Antes mesmo da evolução formal do debate, municípios estão se antecipando para o pagamento, já que aqueles que apresentarem condições podem fazê-lo. Entre os estados, a Paraíba será o primeiro a pagar o novo piso. Os valores foram creditados nesta quinta-feira (2), referentes à folha de pagamento do mês de janeiro. O governador da Paraíba, João Azevêdo, destacou que o piso será garantido a toda a categoria.
Rede privada
Ainda que o Ministério da Saúde solucione o mecanismo para o pagamento do piso no serviço público, o receio é de que os trabalhadores da rede privada possam ser impactados, seja com o não pagamento, seja com demissões. O estudo encomendado pela FBH diz que o reajuste pode tornar insustentável a operação de “centenas de estabelecimentos de pequeno e médio porte privados”.
A enfermeira Roberta Rios, presidente do Sindicato dos Enfermeiros de Goiás (Sieg), sustenta que não há necessidade legal de que os problemas relatados pela rede privada sejam solucionados para que o piso comece a valer. “Estamos articulando para a divulgação da Medida Provisória. Sendo publicada, terá validade imediata”, diz Roberta.

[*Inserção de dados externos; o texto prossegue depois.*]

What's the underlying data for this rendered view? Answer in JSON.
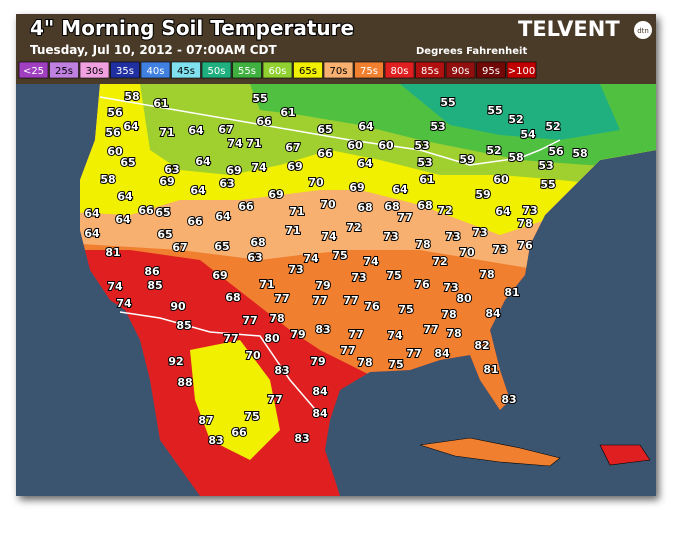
{
  "header": {
    "title": "4\" Morning Soil Temperature",
    "subtitle": "Tuesday, Jul 10, 2012 - 07:00AM CDT",
    "units_note": "Degrees Fahrenheit",
    "logo": "TELVENT",
    "logo_badge": "dtn"
  },
  "legend": [
    {
      "label": "<25",
      "color": "#a040c0"
    },
    {
      "label": "25s",
      "color": "#c080e0"
    },
    {
      "label": "30s",
      "color": "#f0a0e0"
    },
    {
      "label": "35s",
      "color": "#2030a0"
    },
    {
      "label": "40s",
      "color": "#4080e0"
    },
    {
      "label": "45s",
      "color": "#80e0f0"
    },
    {
      "label": "50s",
      "color": "#20b080"
    },
    {
      "label": "55s",
      "color": "#40b040"
    },
    {
      "label": "60s",
      "color": "#90d030"
    },
    {
      "label": "65s",
      "color": "#f0f000"
    },
    {
      "label": "70s",
      "color": "#f8b070"
    },
    {
      "label": "75s",
      "color": "#f08030"
    },
    {
      "label": "80s",
      "color": "#e02020"
    },
    {
      "label": "85s",
      "color": "#b01010"
    },
    {
      "label": "90s",
      "color": "#901010"
    },
    {
      "label": "95s",
      "color": "#700808"
    },
    {
      "label": ">100",
      "color": "#c00000"
    }
  ],
  "stations": [
    58,
    61,
    55,
    55,
    55,
    52,
    56,
    64,
    71,
    64,
    67,
    66,
    61,
    65,
    64,
    53,
    54,
    52,
    56,
    74,
    71,
    67,
    66,
    60,
    60,
    53,
    52,
    58,
    56,
    58,
    60,
    65,
    63,
    64,
    69,
    74,
    69,
    64,
    53,
    59,
    58,
    69,
    63,
    70,
    61,
    60,
    55,
    64,
    69,
    69,
    64,
    59,
    53,
    64,
    66,
    65,
    66,
    64,
    66,
    71,
    70,
    68,
    68,
    77,
    68,
    72,
    64,
    73,
    64,
    64,
    64,
    65,
    67,
    65,
    68,
    71,
    74,
    72,
    73,
    78,
    73,
    73,
    73,
    76,
    81,
    63,
    74,
    75,
    74,
    72,
    70,
    78,
    86,
    73,
    69,
    73,
    75,
    78,
    85,
    71,
    79,
    76,
    73,
    74,
    90,
    68,
    77,
    77,
    77,
    76,
    75,
    80,
    81,
    74,
    78,
    84,
    85,
    77,
    83,
    77,
    78,
    74,
    77,
    78,
    80,
    79,
    77,
    92,
    70,
    79,
    77,
    78,
    75,
    77,
    84,
    82,
    83,
    81,
    88,
    84,
    83,
    75,
    77,
    84,
    87,
    66,
    83,
    83
  ]
}
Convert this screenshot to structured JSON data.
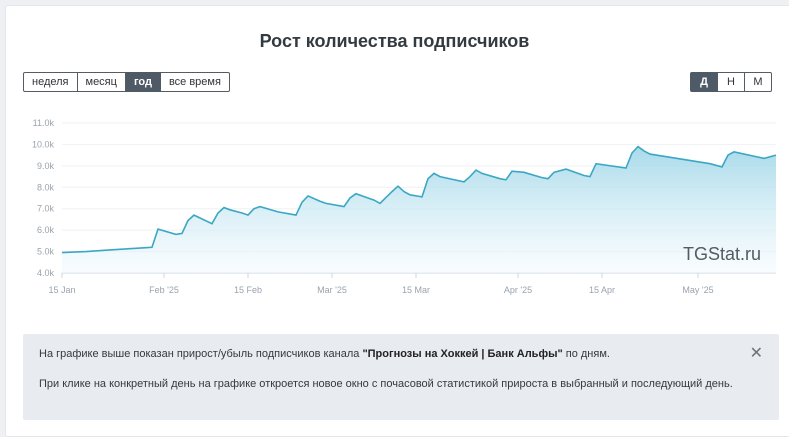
{
  "card": {
    "title": "Рост количества подписчиков"
  },
  "period_tabs": [
    "неделя",
    "месяц",
    "год",
    "все время"
  ],
  "period_active": "год",
  "granularity_tabs": [
    "Д",
    "Н",
    "М"
  ],
  "granularity_active": "Д",
  "watermark": "TGStat.ru",
  "colors": {
    "line": "#3ba7c4",
    "fill_top": "#9fd6e8",
    "fill_bottom": "#f2fafd",
    "active_button": "#4e5a66"
  },
  "chart_data": {
    "type": "area",
    "xlabel": "",
    "ylabel": "",
    "ylim": [
      4000,
      11000
    ],
    "y_ticks": [
      "4.0k",
      "5.0k",
      "6.0k",
      "7.0k",
      "8.0k",
      "9.0k",
      "10.0k",
      "11.0k"
    ],
    "x_ticks": [
      "15 Jan",
      "Feb '25",
      "15 Feb",
      "Mar '25",
      "15 Mar",
      "Apr '25",
      "15 Apr",
      "May '25"
    ],
    "x_tick_dates": [
      "2025-01-15",
      "2025-02-01",
      "2025-02-15",
      "2025-03-01",
      "2025-03-15",
      "2025-04-01",
      "2025-04-15",
      "2025-05-01"
    ],
    "x_range": [
      "2025-01-15",
      "2025-05-14"
    ],
    "grid": true,
    "series": [
      {
        "x": [
          "2025-01-15",
          "2025-01-19",
          "2025-01-23",
          "2025-01-27",
          "2025-01-29",
          "2025-01-30",
          "2025-01-31",
          "2025-02-03",
          "2025-02-04",
          "2025-02-05",
          "2025-02-06",
          "2025-02-09",
          "2025-02-10",
          "2025-02-11",
          "2025-02-12",
          "2025-02-14",
          "2025-02-15",
          "2025-02-16",
          "2025-02-17",
          "2025-02-20",
          "2025-02-23",
          "2025-02-24",
          "2025-02-25",
          "2025-02-27",
          "2025-02-28",
          "2025-03-03",
          "2025-03-04",
          "2025-03-05",
          "2025-03-06",
          "2025-03-08",
          "2025-03-09",
          "2025-03-11",
          "2025-03-12",
          "2025-03-13",
          "2025-03-14",
          "2025-03-16",
          "2025-03-17",
          "2025-03-18",
          "2025-03-19",
          "2025-03-23",
          "2025-03-24",
          "2025-03-25",
          "2025-03-26",
          "2025-03-29",
          "2025-03-30",
          "2025-03-31",
          "2025-04-02",
          "2025-04-05",
          "2025-04-06",
          "2025-04-07",
          "2025-04-09",
          "2025-04-12",
          "2025-04-13",
          "2025-04-14",
          "2025-04-19",
          "2025-04-20",
          "2025-04-21",
          "2025-04-22",
          "2025-04-23",
          "2025-05-03",
          "2025-05-05",
          "2025-05-06",
          "2025-05-07",
          "2025-05-12",
          "2025-05-14"
        ],
        "values": [
          4950,
          5000,
          5080,
          5150,
          5180,
          5200,
          6050,
          5800,
          5850,
          6450,
          6700,
          6300,
          6800,
          7050,
          6950,
          6800,
          6700,
          7000,
          7100,
          6850,
          6700,
          7300,
          7600,
          7350,
          7250,
          7100,
          7500,
          7700,
          7600,
          7400,
          7250,
          7800,
          8050,
          7800,
          7650,
          7550,
          8400,
          8650,
          8500,
          8250,
          8500,
          8800,
          8650,
          8400,
          8350,
          8750,
          8700,
          8450,
          8400,
          8700,
          8850,
          8550,
          8500,
          9100,
          8900,
          9600,
          9900,
          9700,
          9550,
          9100,
          8950,
          9500,
          9650,
          9350,
          9500
        ]
      }
    ]
  },
  "info": {
    "line1_before": "На графике выше показан прирост/убыль подписчиков канала ",
    "channel": "\"Прогнозы на Хоккей | Банк Альфы\"",
    "line1_after": " по дням.",
    "line2": "При клике на конкретный день на графике откроется новое окно с почасовой статистикой прироста в выбранный и последующий день."
  }
}
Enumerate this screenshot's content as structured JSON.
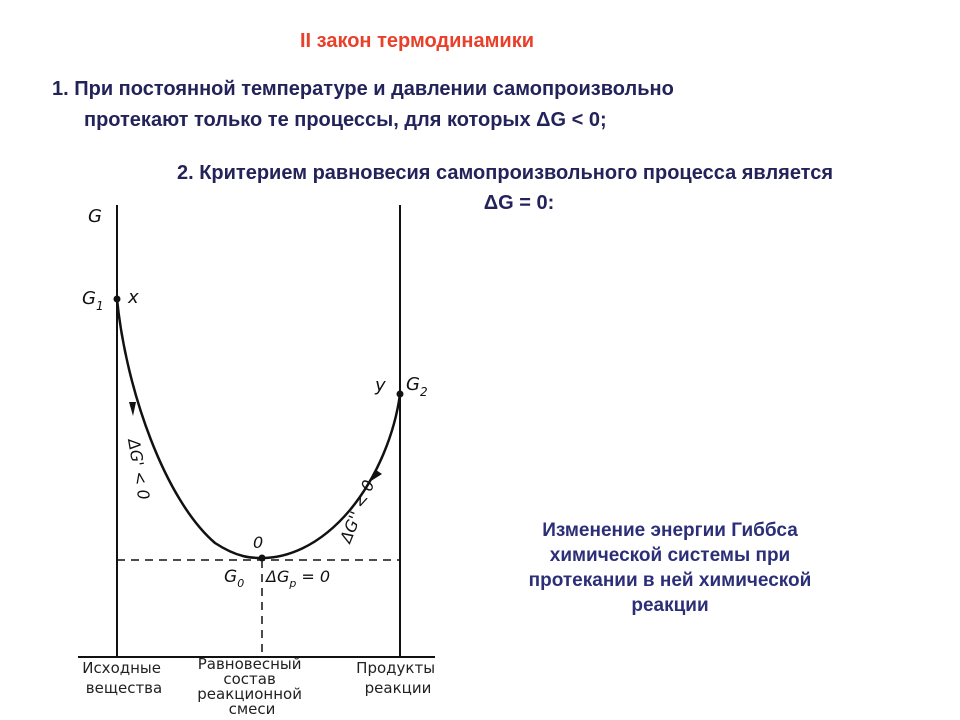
{
  "heading": "II закон термодинамики",
  "law1": {
    "line1": "1.  При  постоянной  температуре  и  давлении  самопроизвольно",
    "line2": "протекают только те процессы, для которых ΔG < 0;"
  },
  "law2": {
    "line1": "2. Критерием равновесия самопроизвольного процесса является",
    "line2": "ΔG = 0:"
  },
  "caption": {
    "line1": "Изменение энергии Гиббса",
    "line2": "химической системы при",
    "line3": "протекании в ней химической",
    "line4": "реакции"
  },
  "diagram": {
    "axis_g": "G",
    "g1": "G",
    "g1_sub": "1",
    "x_point": "x",
    "y_point": "y",
    "g2": "G",
    "g2_sub": "2",
    "o_point": "0",
    "g0": "G",
    "g0_sub": "0",
    "dg_p": "ΔG",
    "dg_p_sub": "p",
    "dg_p_eq": " = 0",
    "dg_prime": "ΔG' < 0",
    "dg_double_prime": "ΔG'' < 0",
    "left_label": [
      "Исходные",
      "вещества"
    ],
    "center_label": [
      "Равновесный",
      "состав",
      "реакционной",
      "смеси"
    ],
    "right_label": [
      "Продукты",
      "реакции"
    ]
  }
}
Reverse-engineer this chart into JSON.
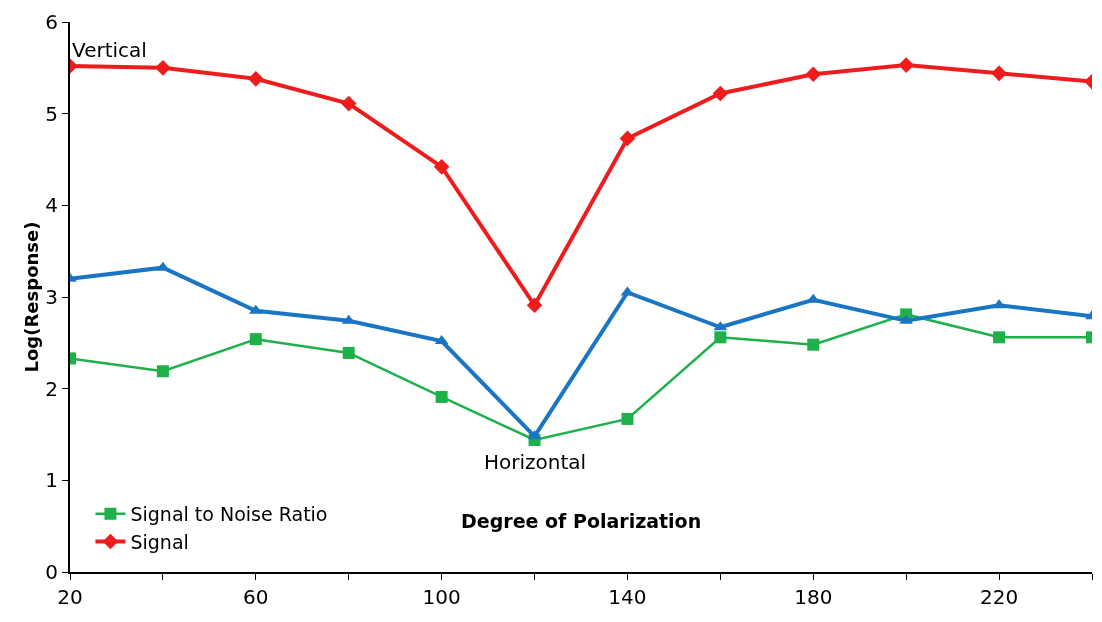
{
  "chart_data": {
    "type": "line",
    "xlabel": "Degree of Polarization",
    "ylabel": "Log(Response)",
    "x": [
      20,
      40,
      60,
      80,
      100,
      120,
      140,
      160,
      180,
      200,
      220,
      240
    ],
    "xlim": [
      20,
      240
    ],
    "xticks": [
      20,
      {
        "value": 40,
        "label": null
      },
      60,
      {
        "value": 80,
        "label": null
      },
      100,
      {
        "value": 120,
        "label": null
      },
      140,
      {
        "value": 160,
        "label": null
      },
      180,
      {
        "value": 200,
        "label": null
      },
      220,
      {
        "value": 240,
        "label": null
      }
    ],
    "ylim": [
      0,
      6
    ],
    "yticks": [
      0,
      1,
      2,
      3,
      4,
      5,
      6
    ],
    "legend": "bottom left",
    "series": [
      {
        "name": "Signal to Noise Ratio",
        "color": "#1db04b",
        "marker": "square",
        "values": [
          2.33,
          2.19,
          2.54,
          2.39,
          1.91,
          1.44,
          1.67,
          2.56,
          2.48,
          2.81,
          2.56,
          2.56
        ]
      },
      {
        "name": "Signal",
        "color": "#ee1c1c",
        "marker": "diamond",
        "values": [
          5.52,
          5.5,
          5.38,
          5.11,
          4.42,
          2.91,
          4.73,
          5.22,
          5.43,
          5.53,
          5.44,
          5.35
        ]
      },
      {
        "color": "#1a75c4",
        "marker": "triangle",
        "values": [
          3.2,
          3.32,
          2.85,
          2.74,
          2.52,
          1.48,
          3.05,
          2.67,
          2.97,
          2.74,
          2.91,
          2.79
        ]
      }
    ],
    "annotations": [
      {
        "text": "Vertical",
        "x": 20,
        "y": 5.52
      },
      {
        "text": "Horizontal",
        "x": 120,
        "y": 1.44
      }
    ]
  }
}
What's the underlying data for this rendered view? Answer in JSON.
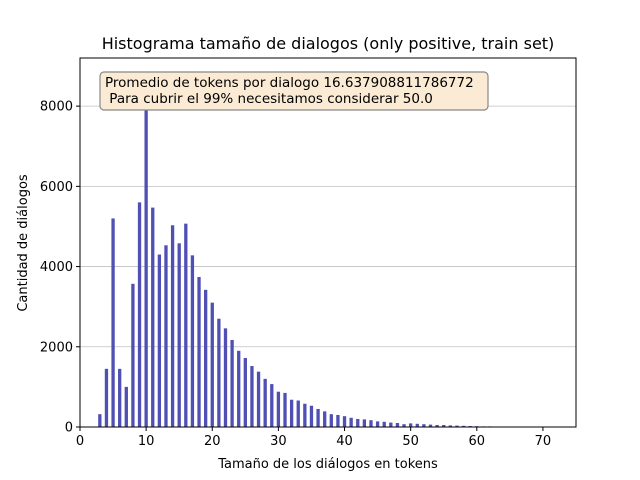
{
  "chart_data": {
    "type": "bar",
    "title": "Histograma tamaño de dialogos (only positive, train set)",
    "xlabel": "Tamaño de los diálogos en tokens",
    "ylabel": "Cantidad de diálogos",
    "xlim": [
      0,
      75
    ],
    "ylim": [
      0,
      9200
    ],
    "xticks": [
      "0",
      "10",
      "20",
      "30",
      "40",
      "50",
      "60",
      "70"
    ],
    "yticks": [
      "0",
      "2000",
      "4000",
      "6000",
      "8000"
    ],
    "grid": "horizontal",
    "bar_color": "#5050b4",
    "annotation": {
      "lines": [
        "Promedio de tokens por dialogo 16.637908811786772",
        " Para cubrir el 99% necesitamos considerar 50.0"
      ],
      "placement": "top-left",
      "box_color": "#fbebd4"
    },
    "x": [
      3,
      4,
      5,
      6,
      7,
      8,
      9,
      10,
      11,
      12,
      13,
      14,
      15,
      16,
      17,
      18,
      19,
      20,
      21,
      22,
      23,
      24,
      25,
      26,
      27,
      28,
      29,
      30,
      31,
      32,
      33,
      34,
      35,
      36,
      37,
      38,
      39,
      40,
      41,
      42,
      43,
      44,
      45,
      46,
      47,
      48,
      49,
      50,
      51,
      52,
      53,
      54,
      55,
      56,
      57,
      58,
      59,
      60,
      61,
      62,
      63,
      64,
      65,
      66,
      67,
      68,
      69,
      70,
      71,
      72
    ],
    "values": [
      320,
      1450,
      5200,
      1450,
      1000,
      3570,
      5600,
      8850,
      5470,
      4300,
      4530,
      5030,
      4580,
      5070,
      4280,
      3740,
      3420,
      3100,
      2700,
      2460,
      2170,
      1900,
      1720,
      1520,
      1380,
      1200,
      1070,
      880,
      850,
      680,
      660,
      580,
      530,
      450,
      390,
      320,
      300,
      270,
      230,
      200,
      190,
      170,
      140,
      130,
      110,
      100,
      70,
      90,
      80,
      70,
      60,
      50,
      50,
      40,
      35,
      30,
      25,
      20,
      15,
      15,
      10,
      10,
      8,
      8,
      5,
      5,
      4,
      3,
      3,
      3
    ]
  }
}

Nacionalmente a promessa é de greve a partir de março caso o piso não seja cumprido.
Assim que o piso entrar em vigor o pagamento se torna inquestionável, lembra a representante do Sieg. “Não acreditamos no impacto na forma que os hospitais privados dizem. Estão fazendo uma defesa de seus lucros. Sabemos que têm condições”, afirma Roberta Rios.
Proposta pode solucionar demandas do setor privado
Propostas para atenção à iniciativa privada estão tramitando no Congresso. Está pronto para ser votado na Câmara dos Deputados um projeto de lei com objetivo de garantir a desoneração da folha de pagamento da rede privada, para viabilizar o piso salarial da enfermagem.
O presidente da FBH, Adelvânio Francisco Morato, diz que, caso nada seja feito, a redução do quadro de funcionários é a alternativa para que os hospitais não fechem as portas. “É preciso que o novo governo apresente soluções para minimizar o impacto do piso, com sério risco de colocar em risco o acesso da população brasileira aos serviços de saúde, bem como a qualidade do atendimento”, afirma Morato.
Bruno Sobral, secretário executivo da Confederação Nacional de Saúde, Hospitais, Estabelecimentos e Serviços, entidade que representa o setor privado e filantrópico, diz que outras propostas estão sendo preparadas para serem apresentadas aos deputados. “Temos feito propostas para pegar, além da desoneração da folha, alguma coisa de desonerar também o imposto de renda, e também alguma desoneração do Simples.”